When it comes to staff who are pregnant, employers should carry out a risk assessment to see whether or not they should go into work. 

Those who have particular characteristics may be at comparatively increased risk from the coronavirus and should work from home if possible. If not, staff can attend as long as the system of controls set out in the guidance is in place. 

Students with SEND

The guidance says that special post-16 settings should continue to welcome and encourage students to attend full-time (or as per their usual timetable) where the student wishes to attend. 

If these settings cannot provide their usual interventions and provision at adequate staffing ratios, or with staff with vital specialist training, they should seek to resume as close as possible to the student's specified provision as soon as possible.

Residential providers 

The guidance says that vulnerable students and the children of critical workers who have already travelled to their residential college should continue to receive face-to-face education. 

Where other students have already travelled, in anticipation of college starting next week, they can continue to receive remote education in their educational accommodation.

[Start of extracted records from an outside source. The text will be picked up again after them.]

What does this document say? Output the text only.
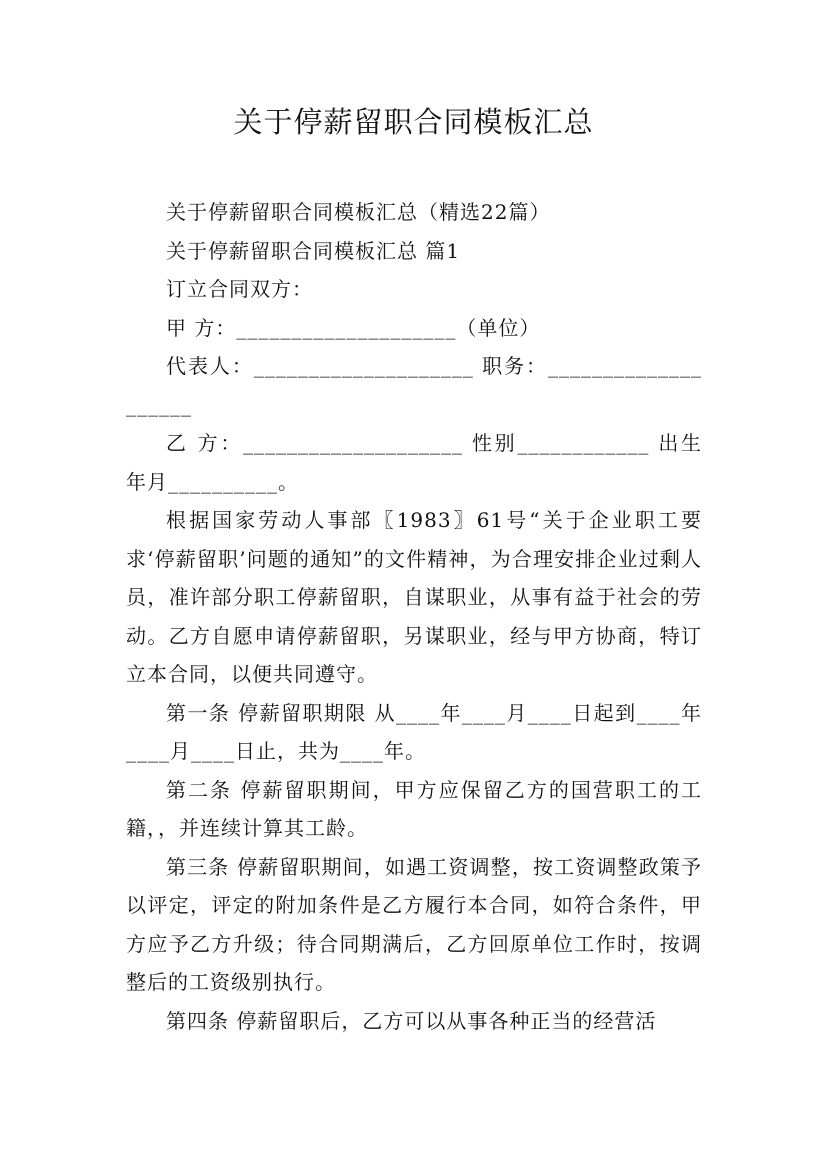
关于停薪留职合同模板汇总

关于停薪留职合同模板汇总（精选22篇）

关于停薪留职合同模板汇总 篇1

订立合同双方：

甲 方：____________________（单位）

代表人：____________________ 职务：____________________

乙 方：____________________ 性别____________ 出生年月__________。

根据国家劳动人事部〖1983〗61号“关于企业职工要求‘停薪留职’问题的通知”的文件精神，为合理安排企业过剩人员，准许部分职工停薪留职，自谋职业，从事有益于社会的劳动。乙方自愿申请停薪留职，另谋职业，经与甲方协商，特订立本合同，以便共同遵守。

第一条 停薪留职期限 从____年____月____日起到____年____月____日止，共为____年。

第二条 停薪留职期间，甲方应保留乙方的国营职工的工籍，，并连续计算其工龄。

第三条 停薪留职期间，如遇工资调整，按工资调整政策予以评定，评定的附加条件是乙方履行本合同，如符合条件，甲方应予乙方升级；待合同期满后，乙方回原单位工作时，按调整后的工资级别执行。

第四条 停薪留职后，乙方可以从事各种正当的经营活
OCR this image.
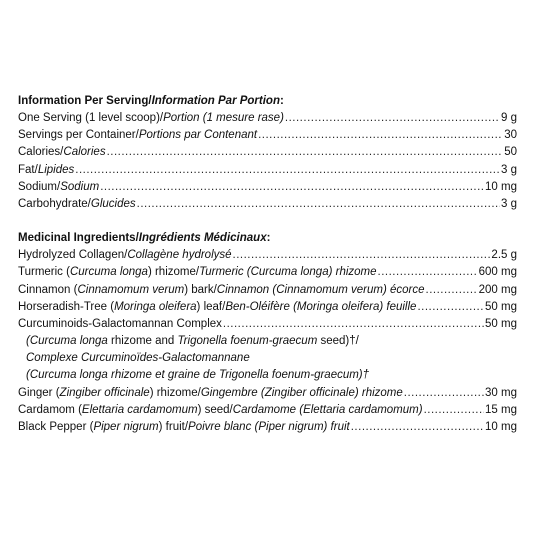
Information Per Serving/Information Par Portion:
One Serving (1 level scoop)/Portion (1 mesure rase) .....	9 g
Servings per Container/Portions par Contenant .....	30
Calories/Calories .....	50
Fat/Lipides .....	3 g
Sodium/Sodium .....	10 mg
Carbohydrate/Glucides .....	3 g
Medicinal Ingredients/Ingrédients Médicinaux:
Hydrolyzed Collagen/Collagène hydrolysé .....	2.5 g
Turmeric (Curcuma longa) rhizome/Turmeric (Curcuma longa) rhizome .....	600 mg
Cinnamon (Cinnamomum verum) bark/Cinnamon (Cinnamomum verum) écorce .....	200 mg
Horseradish-Tree (Moringa oleifera) leaf/Ben-Oléifère (Moringa oleifera) feuille .....	50 mg
Curcuminoids-Galactomannan Complex .....	50 mg
(Curcuma longa rhizome and Trigonella foenum-graecum seed)†/
Complexe Curcuminoïdes-Galactomannane
(Curcuma longa rhizome et graine de Trigonella foenum-graecum)†
Ginger (Zingiber officinale) rhizome/Gingembre (Zingiber officinale) rhizome .....	30 mg
Cardamom (Elettaria cardamomum) seed/Cardamome (Elettaria cardamomum) .....	15 mg
Black Pepper (Piper nigrum) fruit/Poivre blanc (Piper nigrum) fruit .....	10 mg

Vulnerable students and the children of critical workers who have not yet done so can return to their college to receive face-to-face education. Where other students have not yet returned to their college, they should not travel and should receive remote education at home. 

Funding 

On funding, the guidance says:

16 to 19 tuition fund 

The DfE says it has provided extra funding for one year for 2020 to 2021. This is to mitigate the disruption to learning arising from the coronavirus. Opt-in to the fund is now closed. 

16 to 19 funding arrangements (grant-funded providers) 

Where appropriate, the DfE will use alternative data sources to calculate allocations for 2021 to 2022. This, it says, should reduce the impact on funding due to the lack of data for the 2019 to 2020 academic year because of the coronavirus.